Elle a également dépeint l’omerta dans ce groupe, où personne n’incrimine personne ni ne se rappelle de grand chose, mais où l’on contourne aisément la police en évitant habilement la vidéosurveillance, la géolocalisation ou l’accès aux données téléphoniques. Mais la quantité de vidéos postées sur les réseaux a tout de même pu servir de preuve à de nombreuses reprises, tout comme le récit d’un des prévenus, qui s’est dénoncé lui et ses camarades.
«Si mon client n’avait pas été là, ça aurait été pire»

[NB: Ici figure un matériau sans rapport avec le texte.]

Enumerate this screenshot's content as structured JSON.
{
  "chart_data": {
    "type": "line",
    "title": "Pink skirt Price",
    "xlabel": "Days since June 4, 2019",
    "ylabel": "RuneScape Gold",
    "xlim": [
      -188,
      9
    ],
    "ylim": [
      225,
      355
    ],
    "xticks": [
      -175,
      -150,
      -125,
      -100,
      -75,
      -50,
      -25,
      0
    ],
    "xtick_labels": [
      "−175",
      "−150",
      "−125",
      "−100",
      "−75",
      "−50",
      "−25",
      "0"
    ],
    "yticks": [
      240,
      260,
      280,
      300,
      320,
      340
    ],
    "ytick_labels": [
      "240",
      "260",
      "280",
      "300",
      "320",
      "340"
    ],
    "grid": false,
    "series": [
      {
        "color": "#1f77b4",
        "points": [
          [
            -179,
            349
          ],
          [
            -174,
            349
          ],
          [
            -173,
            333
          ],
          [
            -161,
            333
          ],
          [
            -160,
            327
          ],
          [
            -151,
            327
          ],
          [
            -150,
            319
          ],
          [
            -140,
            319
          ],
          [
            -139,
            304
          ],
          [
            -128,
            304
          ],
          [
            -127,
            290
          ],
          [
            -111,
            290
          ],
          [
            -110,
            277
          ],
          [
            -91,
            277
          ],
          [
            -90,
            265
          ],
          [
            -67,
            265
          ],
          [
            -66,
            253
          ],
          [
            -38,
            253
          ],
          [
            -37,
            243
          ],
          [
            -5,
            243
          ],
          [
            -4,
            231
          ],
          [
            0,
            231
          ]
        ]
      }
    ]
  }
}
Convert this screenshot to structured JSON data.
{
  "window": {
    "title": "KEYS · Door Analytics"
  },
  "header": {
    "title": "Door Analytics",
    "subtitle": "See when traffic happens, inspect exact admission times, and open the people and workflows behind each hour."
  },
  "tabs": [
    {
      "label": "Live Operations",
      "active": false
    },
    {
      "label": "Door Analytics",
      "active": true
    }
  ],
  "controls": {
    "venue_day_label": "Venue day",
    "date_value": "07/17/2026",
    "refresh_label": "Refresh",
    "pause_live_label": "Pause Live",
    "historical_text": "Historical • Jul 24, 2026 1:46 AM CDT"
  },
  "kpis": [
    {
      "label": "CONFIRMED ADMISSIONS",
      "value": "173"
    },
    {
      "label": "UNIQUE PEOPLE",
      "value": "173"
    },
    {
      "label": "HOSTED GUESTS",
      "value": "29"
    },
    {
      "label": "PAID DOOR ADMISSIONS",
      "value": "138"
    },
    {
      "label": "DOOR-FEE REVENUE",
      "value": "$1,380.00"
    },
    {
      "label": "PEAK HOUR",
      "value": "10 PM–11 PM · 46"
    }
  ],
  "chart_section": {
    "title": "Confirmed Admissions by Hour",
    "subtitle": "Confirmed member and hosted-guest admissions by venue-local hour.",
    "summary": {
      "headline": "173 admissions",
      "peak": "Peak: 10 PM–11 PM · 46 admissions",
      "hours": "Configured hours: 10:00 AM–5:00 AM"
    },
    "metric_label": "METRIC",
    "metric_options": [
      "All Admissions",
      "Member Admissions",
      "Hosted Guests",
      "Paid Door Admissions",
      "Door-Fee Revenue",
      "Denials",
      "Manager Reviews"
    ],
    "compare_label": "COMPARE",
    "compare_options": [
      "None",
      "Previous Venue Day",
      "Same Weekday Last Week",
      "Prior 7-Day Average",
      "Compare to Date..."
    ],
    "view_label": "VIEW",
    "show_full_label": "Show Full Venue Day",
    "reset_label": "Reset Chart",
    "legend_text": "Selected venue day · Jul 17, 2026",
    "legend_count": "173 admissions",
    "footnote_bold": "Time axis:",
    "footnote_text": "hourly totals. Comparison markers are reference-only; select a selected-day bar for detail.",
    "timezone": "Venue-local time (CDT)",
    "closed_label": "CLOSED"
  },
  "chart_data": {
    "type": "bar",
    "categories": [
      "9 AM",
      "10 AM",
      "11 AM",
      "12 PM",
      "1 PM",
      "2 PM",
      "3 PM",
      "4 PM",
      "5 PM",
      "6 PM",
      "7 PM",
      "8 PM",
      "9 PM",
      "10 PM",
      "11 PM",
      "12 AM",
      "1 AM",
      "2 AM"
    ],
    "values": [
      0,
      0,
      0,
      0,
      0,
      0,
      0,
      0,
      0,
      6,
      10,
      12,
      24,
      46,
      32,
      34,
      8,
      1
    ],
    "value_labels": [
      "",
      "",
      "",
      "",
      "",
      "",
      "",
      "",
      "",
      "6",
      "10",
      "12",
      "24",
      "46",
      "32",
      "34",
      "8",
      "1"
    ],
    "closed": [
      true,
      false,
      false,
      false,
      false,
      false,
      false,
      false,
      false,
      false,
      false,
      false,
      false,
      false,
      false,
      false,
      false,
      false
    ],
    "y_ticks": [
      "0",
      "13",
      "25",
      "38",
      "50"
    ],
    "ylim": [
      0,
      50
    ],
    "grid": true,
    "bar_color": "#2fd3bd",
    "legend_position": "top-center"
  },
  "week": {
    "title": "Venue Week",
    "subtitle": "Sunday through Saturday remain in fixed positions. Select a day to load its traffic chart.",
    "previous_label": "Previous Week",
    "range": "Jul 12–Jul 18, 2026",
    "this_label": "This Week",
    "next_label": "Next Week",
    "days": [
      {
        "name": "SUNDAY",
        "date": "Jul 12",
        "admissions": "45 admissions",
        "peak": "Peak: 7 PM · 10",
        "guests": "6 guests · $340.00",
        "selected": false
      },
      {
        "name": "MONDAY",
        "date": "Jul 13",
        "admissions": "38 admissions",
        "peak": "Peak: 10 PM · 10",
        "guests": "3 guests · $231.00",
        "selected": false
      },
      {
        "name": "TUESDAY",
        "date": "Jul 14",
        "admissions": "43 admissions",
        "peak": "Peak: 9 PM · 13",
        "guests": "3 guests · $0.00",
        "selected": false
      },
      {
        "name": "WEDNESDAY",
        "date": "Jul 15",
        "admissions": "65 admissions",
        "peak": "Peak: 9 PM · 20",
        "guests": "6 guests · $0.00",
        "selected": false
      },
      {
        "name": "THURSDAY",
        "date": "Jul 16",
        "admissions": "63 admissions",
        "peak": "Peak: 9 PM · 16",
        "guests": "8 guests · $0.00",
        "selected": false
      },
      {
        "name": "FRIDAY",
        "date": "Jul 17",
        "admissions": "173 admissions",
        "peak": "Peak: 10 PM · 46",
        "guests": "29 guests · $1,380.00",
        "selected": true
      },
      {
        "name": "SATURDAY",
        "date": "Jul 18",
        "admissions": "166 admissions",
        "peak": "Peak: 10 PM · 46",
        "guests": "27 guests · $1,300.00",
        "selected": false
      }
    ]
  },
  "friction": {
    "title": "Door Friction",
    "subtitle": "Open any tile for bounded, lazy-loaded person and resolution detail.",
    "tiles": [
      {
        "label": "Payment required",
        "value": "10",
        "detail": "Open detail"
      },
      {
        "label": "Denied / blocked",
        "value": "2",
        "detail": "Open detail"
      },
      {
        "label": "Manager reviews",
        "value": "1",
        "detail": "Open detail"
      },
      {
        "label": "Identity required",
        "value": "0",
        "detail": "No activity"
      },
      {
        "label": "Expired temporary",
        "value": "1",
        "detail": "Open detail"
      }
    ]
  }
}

Les avocats de la défense ont au contraire tenté de prouver l’absence de leur client à tel ou tel moment de la soirée, pointant des failles du dossier, des contradictions dans les témoignages, le manque de preuves, utilisant souvent la règle selon laquelle le doute profite à l'accusé et brandissant ainsi un acquittement au moins partiel. C’est souvent la crédibilité des témoins, dont les récits ne cessent de varier, qui devra être évaluée par le tribunal pour prendre sa décision.
Globalement, aucun accusé n’admet davantage qu’une éventuelle complicité; certains assurent même qu’ils ont agi en protecteurs en s’interposant lorsqu’une vingtaine de jeunes entouraient et frappaient la victime dans une cave. «Si mon client ne s’était pas interposé, s’il était parti, ça aurait été encore pire», a lancé Me Marie Chappuis. Quant à savoir pourquoi personne n’a appelé la police, l’avocate a rappelé, rejointe par un confrère, que les fréquents contrôles au faciès subis par certains des accusés à la peau noire n’était pas de nature à alimenter la confiance envers les forces de l’ordre.
Peines requises entre 4 et 7 ans
Les peines requises par la procureure vont de 4 à 7 ans de prison ferme, ainsi que l’expulsion du territoire suisse pour les accusés originaires du Portugal, d’Espagne, d’Italie et du Congo. Seul un des accusés, qui s’est livré à la police et a collaboré à l’enquête, mérite une peine de 2 ans avec sursis aux yeux de Ludivine Ferreira Broquet. «Il a déjà payé, par les menaces de représailles qu’il a subies, a abondé son avocat, Me Jean-Marie Röthlisberger, demandant même 1 an seulement. Le message doit être que de tels actes méritent une peine privative de liberté, mais que prendre ses responsabilités mérite la clémence de la justice.»
En tout cas, pour la procureure, «la tenue de ce procès a déjà changé les choses: il a contribué à enrayer cette spirale de violence et a provoqué des prises de conscience chez les auteurs».
Le verdict sera rendu ultérieurement.